Nabi Muhammad bersabda, “Barang siapa yang berpuasa bulan ramadhan, kemudian mengikutkannya dengan 6 hari bulan syawal, maka keluarlah dia dari dosa-dosanya seperti pada harinya dia dilahirkan ibunya.”

Kisah hikmah mengenai puasa 6 hari bulan syawal

Puasa merupakan sebuah perbuatan yang diperintahkan Allah. puasa itu ada yang wajib (bulan ramadhan) dan ada puasa sunat. Salah satu puasa sunah yang memiliki keutamaan luar biasa adalah puasa 6 hari di bulan syawal.

Di bawah ini adalah kisah hikmah mengenai seseorang yang selalu mengerjakan puasa sunah 6 hari di bulan syawal.

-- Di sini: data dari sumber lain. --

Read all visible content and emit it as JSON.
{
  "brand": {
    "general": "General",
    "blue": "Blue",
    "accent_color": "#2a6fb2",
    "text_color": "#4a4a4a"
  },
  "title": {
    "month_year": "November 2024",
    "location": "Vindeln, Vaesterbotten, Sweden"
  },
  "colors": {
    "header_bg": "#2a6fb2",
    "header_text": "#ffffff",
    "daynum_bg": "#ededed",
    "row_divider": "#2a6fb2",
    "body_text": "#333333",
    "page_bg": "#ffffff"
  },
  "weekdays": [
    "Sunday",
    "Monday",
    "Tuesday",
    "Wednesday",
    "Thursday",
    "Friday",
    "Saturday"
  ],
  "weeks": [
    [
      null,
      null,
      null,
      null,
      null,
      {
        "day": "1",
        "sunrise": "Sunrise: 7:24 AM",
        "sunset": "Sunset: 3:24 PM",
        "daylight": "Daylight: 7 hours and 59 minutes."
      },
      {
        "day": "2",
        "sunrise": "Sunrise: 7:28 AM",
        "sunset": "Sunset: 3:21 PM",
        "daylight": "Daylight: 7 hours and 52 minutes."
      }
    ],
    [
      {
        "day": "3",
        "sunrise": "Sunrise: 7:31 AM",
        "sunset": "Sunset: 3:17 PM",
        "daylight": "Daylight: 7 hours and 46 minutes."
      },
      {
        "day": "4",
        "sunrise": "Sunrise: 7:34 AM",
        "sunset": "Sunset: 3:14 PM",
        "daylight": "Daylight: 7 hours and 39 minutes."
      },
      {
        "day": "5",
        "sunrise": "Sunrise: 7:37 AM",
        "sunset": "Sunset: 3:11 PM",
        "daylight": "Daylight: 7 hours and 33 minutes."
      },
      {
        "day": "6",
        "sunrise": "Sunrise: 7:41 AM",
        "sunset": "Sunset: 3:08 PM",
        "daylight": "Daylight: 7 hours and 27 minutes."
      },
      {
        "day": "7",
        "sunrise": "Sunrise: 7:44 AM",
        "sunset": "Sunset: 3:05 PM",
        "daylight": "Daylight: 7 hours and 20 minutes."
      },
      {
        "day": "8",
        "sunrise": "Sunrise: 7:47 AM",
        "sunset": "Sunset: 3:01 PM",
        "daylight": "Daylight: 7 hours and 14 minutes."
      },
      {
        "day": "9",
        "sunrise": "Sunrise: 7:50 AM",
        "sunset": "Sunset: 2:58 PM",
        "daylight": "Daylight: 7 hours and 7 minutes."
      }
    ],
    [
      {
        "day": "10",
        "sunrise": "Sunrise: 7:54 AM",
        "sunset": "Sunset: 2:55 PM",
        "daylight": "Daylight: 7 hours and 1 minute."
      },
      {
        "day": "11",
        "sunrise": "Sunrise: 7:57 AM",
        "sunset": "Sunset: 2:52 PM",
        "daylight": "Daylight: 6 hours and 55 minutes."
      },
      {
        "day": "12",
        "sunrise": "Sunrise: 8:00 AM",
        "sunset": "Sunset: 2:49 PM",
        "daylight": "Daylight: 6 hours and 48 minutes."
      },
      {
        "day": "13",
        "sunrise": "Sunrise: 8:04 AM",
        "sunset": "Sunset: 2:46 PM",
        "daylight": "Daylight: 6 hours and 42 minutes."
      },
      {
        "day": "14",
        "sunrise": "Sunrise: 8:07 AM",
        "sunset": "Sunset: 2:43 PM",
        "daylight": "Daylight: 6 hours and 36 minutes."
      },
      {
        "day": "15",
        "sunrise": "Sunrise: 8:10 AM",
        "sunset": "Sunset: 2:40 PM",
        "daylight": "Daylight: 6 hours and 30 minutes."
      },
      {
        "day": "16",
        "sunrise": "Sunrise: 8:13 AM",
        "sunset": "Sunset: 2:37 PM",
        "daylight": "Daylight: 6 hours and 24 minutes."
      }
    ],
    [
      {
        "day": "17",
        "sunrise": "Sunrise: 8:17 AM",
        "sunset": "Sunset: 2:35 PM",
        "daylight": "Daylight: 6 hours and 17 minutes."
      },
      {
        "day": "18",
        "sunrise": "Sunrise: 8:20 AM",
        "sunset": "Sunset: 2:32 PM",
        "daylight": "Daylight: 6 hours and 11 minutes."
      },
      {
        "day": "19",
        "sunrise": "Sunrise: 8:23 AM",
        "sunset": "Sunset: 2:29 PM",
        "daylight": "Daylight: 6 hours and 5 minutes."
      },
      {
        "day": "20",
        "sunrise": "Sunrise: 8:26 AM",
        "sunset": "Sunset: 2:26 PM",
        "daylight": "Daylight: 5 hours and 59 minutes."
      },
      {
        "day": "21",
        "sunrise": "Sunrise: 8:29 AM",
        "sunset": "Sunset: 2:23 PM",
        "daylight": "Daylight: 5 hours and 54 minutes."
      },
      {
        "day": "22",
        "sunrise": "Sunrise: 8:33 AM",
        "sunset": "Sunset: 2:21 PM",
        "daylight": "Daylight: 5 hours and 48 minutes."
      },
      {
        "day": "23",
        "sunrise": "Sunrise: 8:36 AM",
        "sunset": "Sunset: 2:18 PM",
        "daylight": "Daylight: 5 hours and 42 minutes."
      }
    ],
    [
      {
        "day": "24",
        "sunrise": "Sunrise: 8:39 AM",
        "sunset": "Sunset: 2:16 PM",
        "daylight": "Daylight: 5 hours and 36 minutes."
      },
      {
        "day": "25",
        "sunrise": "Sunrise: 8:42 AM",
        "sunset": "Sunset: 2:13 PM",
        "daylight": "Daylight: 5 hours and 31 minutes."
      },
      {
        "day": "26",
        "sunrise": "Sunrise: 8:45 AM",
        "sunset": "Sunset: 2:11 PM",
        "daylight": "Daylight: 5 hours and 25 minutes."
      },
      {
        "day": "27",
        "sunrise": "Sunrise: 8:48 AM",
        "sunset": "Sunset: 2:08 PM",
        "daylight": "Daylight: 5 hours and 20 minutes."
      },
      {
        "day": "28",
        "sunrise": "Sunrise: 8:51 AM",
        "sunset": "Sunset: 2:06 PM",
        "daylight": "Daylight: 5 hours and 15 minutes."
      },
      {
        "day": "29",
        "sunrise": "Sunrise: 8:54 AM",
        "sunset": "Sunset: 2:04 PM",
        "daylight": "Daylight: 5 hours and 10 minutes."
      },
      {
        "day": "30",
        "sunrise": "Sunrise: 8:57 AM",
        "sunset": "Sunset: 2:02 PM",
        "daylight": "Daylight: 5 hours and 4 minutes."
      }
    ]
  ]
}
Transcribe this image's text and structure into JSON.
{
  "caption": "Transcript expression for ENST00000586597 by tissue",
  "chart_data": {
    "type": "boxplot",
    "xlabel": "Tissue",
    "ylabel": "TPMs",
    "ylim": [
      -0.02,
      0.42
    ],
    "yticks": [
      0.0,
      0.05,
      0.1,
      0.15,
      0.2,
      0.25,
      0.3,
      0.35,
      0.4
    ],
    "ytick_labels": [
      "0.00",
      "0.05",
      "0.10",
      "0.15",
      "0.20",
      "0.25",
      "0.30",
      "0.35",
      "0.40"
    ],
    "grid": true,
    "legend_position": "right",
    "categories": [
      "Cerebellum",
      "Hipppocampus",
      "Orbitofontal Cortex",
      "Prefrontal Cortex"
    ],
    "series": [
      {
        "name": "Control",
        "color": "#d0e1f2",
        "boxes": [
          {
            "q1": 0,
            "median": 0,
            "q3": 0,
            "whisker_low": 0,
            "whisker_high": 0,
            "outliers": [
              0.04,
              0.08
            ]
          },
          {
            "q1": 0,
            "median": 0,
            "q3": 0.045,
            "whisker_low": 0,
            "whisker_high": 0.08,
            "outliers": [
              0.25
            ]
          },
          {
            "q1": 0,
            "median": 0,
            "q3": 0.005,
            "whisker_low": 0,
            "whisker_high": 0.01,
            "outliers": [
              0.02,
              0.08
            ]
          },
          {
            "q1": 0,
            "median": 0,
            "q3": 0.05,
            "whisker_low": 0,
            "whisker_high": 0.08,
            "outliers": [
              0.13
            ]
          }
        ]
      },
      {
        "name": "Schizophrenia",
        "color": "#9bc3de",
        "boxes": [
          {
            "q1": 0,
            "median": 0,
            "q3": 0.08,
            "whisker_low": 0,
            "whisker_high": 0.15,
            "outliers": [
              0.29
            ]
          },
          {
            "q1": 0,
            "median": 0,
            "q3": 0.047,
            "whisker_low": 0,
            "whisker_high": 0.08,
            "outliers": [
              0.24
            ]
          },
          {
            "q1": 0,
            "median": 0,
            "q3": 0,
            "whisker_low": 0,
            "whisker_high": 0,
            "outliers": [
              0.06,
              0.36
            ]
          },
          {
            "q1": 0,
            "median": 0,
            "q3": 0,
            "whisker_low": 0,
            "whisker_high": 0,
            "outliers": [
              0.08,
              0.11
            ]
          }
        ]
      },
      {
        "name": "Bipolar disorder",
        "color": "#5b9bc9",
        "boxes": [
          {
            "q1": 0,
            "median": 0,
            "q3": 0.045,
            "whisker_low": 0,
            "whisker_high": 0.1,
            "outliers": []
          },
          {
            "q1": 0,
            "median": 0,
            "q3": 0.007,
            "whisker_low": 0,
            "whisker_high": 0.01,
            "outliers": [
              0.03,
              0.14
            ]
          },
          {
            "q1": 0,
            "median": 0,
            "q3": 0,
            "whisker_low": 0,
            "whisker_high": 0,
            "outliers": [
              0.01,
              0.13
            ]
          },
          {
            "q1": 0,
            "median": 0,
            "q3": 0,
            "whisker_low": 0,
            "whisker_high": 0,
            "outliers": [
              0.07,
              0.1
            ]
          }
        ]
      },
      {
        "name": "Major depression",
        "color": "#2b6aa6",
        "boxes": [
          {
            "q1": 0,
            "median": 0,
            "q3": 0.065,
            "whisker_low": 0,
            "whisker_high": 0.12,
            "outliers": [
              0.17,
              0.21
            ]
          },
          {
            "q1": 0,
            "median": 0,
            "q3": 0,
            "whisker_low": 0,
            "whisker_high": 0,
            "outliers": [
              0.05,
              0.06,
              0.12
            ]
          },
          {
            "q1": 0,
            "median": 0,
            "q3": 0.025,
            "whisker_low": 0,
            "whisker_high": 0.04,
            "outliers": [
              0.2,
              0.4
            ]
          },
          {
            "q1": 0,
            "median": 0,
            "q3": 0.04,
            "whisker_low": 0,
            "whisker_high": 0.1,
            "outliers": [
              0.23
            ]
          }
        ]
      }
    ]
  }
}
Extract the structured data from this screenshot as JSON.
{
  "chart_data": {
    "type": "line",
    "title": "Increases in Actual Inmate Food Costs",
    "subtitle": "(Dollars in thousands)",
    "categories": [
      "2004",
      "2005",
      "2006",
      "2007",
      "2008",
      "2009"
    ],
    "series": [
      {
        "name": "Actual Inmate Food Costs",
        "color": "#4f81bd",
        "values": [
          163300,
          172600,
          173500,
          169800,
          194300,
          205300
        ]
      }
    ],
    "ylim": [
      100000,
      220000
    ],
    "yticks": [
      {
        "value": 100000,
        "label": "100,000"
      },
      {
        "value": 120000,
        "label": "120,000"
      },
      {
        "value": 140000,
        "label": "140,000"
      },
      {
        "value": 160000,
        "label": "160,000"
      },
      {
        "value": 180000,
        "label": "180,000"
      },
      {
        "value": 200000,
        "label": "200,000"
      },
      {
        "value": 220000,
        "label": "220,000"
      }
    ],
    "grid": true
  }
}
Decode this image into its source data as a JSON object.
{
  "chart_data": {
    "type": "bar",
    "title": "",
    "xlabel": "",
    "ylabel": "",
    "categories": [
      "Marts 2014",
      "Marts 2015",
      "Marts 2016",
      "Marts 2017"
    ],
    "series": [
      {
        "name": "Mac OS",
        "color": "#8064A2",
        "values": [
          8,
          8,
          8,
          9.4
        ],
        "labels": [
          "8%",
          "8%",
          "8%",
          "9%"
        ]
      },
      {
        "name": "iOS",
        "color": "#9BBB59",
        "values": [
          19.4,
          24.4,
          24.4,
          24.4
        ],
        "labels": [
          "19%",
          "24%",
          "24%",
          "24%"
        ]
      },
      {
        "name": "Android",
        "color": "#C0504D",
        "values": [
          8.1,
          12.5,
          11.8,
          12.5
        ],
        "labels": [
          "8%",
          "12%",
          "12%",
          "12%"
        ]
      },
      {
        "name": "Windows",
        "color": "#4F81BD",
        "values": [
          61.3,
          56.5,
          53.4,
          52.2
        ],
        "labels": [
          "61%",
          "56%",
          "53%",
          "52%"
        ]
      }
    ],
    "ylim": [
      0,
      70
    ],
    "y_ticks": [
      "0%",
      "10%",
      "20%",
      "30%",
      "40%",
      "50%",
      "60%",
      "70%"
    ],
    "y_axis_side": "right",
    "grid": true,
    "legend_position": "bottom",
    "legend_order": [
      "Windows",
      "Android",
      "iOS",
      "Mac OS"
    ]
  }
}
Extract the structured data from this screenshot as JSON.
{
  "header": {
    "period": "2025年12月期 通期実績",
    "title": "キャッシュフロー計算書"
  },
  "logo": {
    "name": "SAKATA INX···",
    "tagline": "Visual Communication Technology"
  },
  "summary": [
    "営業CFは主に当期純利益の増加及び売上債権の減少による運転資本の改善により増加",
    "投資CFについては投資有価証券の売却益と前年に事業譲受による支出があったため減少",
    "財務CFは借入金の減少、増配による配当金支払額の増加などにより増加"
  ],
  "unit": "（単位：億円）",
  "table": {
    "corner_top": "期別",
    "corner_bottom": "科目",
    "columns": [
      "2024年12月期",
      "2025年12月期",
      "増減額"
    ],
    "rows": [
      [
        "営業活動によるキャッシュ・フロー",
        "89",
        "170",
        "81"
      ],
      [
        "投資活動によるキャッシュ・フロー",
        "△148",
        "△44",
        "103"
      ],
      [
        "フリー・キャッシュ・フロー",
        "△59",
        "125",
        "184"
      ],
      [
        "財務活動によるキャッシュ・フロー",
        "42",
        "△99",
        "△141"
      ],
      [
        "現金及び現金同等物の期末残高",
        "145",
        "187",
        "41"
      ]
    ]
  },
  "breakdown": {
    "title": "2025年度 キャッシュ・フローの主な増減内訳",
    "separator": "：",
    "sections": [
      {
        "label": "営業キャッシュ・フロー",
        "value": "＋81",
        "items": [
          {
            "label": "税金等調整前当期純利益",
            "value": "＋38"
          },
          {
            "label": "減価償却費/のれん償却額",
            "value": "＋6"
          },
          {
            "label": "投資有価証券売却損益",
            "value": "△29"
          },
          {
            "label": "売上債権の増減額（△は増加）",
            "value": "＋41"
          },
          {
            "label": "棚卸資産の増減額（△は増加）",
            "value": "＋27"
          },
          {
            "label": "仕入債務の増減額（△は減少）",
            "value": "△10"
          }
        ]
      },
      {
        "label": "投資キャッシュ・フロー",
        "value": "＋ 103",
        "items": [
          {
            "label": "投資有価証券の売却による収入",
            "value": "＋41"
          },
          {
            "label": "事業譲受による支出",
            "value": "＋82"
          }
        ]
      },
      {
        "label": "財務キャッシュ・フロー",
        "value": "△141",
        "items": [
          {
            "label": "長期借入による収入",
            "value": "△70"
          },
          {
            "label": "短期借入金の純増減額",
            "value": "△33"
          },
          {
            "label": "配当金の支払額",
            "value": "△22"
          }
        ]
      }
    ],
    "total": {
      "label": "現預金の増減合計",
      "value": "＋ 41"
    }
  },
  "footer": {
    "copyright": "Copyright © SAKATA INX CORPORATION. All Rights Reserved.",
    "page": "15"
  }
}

Sufyan Ats Tsauri bercerita bahwa dirinya pernah berada di Mekah selama 3 tahun. Ada seorang laki-laki dari penduduk kota Mekah yang datang ke Baitul Haram setiap hari pada waktu Dhuhur. Dia bertawaf di Baitullah dan mengerjakan shalat lalu mengucap salam kepadanya, setelah itu barulah dia pulang.

Sehingga Sufyan mengenalnya dan orang itu mengenal Sufyan pada suatu hari dia sakit dan mengundang Sufyan, dia berkata, “Kalau aku mati mandikanlah aku olehmu sendiri. Shalatkanlah aku dan kuburkanlah. Janganlah kau tinggalkan aku sendirian dalam kubur pada malam pertama itu. Bermalamlah di atas kuburku dan talqinkanlah dengan kalimah tauhid saat tiba-tiba pertanyaan malaikat Munkar dan Nakir.”

Ketika Sufyan mengerjakan yang diperintahkan kepadanya, dan Sufyan bermalam di atas kuburnya, dia berada di antara tidur dan terjaga, tiba-tiba mendengar suara memanggil, “Hai Sufyan, dia tidak memerlukan lagi penjagaanmu dan talqinmu.” Sufyan bertanya, “Mengapa dia memperoleh demikian?” suara itu menjawab, “Berkat puasa ramadhan dan disertakannya 6 hari dari bulan syawal.”

Puasa 6 hari syawal

Lalu Sufyan terbangun dan tidak melihat ada orang lain disana. Maka dia kemudian berwudhu dan mengerjakan shalat hingga tertidur. Kemudian bermimpi seperti itu sampai 3 kali. Dia mengetahui bahwa hal tersebut berasal dari Allah dan bukan dari setan.

Sufyan lalu kembali dari kuburnya seraya berkata, “Ya Allah, berikanlah taufiq kepadaku untuk dapat berpuasa ramadhan dan mengikutsertakan 6 hari dari bulan syawal.” Akhirnya Sufyan benar-benar diberi taufiq oleh Allah.